Un peu avant le vote, quelques dizaines de médecins s’étaient rassemblés devant l'Assemblée nationale pour manifester leur colère face au projet de loi santé. Parmi eux, Jean-Paul Hamonet Eric Henry. "J'aimerais avoir un peu de temps pour soigner mon malade", résume le premier, président de la Fédération des médecins de France (FMF). "Ce n'est pas une loi de santé que les députés vont voter, c'est une loi de société" qui va "changer la vie des gens" et permettre à l'Etat d'être "branché sur nos comptes" et de pouvoir "ponctionner les franchises", a dénoncé le second, président du Syndicat des Médecins Libéraux (SML). De leur côté, l’Unof et MG Francepréparent des consignes de boycott du tiers payant.

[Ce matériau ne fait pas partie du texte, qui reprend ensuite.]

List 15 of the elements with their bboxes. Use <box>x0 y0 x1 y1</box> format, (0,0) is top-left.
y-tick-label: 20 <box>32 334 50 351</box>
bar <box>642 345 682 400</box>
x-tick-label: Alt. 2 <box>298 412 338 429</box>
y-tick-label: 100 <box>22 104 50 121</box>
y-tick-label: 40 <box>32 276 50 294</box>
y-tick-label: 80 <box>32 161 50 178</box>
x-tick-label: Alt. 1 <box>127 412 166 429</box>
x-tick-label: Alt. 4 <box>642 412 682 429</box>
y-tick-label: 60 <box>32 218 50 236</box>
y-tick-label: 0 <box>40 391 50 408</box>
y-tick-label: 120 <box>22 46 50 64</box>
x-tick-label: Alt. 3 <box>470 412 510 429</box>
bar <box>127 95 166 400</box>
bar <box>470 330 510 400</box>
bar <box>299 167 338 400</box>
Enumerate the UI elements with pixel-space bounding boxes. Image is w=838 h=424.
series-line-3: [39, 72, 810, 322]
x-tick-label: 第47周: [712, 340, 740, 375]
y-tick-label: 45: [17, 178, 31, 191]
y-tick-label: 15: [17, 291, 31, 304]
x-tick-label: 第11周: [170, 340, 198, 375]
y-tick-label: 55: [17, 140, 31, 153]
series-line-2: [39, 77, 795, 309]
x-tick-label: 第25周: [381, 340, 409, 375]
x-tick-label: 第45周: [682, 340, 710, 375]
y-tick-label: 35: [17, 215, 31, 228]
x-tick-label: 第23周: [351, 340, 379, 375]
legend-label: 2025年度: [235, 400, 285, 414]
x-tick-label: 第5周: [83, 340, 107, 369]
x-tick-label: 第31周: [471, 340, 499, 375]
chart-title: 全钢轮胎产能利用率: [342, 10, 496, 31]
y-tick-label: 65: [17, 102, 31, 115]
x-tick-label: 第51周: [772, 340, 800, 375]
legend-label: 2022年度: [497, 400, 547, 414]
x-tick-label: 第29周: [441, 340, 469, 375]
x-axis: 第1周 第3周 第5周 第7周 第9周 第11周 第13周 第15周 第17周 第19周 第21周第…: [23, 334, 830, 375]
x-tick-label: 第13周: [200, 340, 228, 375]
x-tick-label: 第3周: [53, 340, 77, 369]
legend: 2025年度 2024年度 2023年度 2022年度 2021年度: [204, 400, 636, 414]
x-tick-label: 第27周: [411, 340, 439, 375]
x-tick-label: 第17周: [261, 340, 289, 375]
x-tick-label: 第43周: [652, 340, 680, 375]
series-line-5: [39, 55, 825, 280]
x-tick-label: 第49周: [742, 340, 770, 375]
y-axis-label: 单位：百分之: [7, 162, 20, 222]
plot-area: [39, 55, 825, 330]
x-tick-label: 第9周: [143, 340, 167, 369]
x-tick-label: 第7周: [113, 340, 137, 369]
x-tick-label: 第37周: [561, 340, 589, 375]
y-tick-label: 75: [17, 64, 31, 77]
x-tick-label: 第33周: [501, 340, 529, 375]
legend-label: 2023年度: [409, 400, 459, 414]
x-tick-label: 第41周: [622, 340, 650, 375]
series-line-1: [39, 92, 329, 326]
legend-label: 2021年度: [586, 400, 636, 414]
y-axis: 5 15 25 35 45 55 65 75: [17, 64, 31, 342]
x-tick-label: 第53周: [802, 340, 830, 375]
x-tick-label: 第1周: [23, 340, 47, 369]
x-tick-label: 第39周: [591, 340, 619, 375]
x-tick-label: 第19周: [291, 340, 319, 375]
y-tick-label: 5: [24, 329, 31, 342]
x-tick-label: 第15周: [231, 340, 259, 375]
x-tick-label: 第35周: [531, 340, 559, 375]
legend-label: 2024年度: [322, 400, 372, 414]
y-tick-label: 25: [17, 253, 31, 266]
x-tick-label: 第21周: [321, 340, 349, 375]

Le projet de loi va maintenant partir pour le Sénat où la ministre de la Santé va surement avoir affaire à plus forte opposition. Le texte risque en effet d’en ressortir complètement retricoté par la Haute Assemblée. Mais par la suite, l’épreuve ne devrait pas durer trop longtemps pour Marisol Touraine. Elle a effet obtenu un timing serré via la procédure d’urgence qui interrompt la navette entre les deux assemblées. On s’oriente donc vers une dernière lecture pour la forme au Palais Bourbon qui aura le dernier mot sur un texte qui devrait donc être définitivement adopté en juillet. La seule surprise pourrait provenir à ce stade du Conseil constitutionnel que l’opposition a d’ores et déjà prévu de saisir.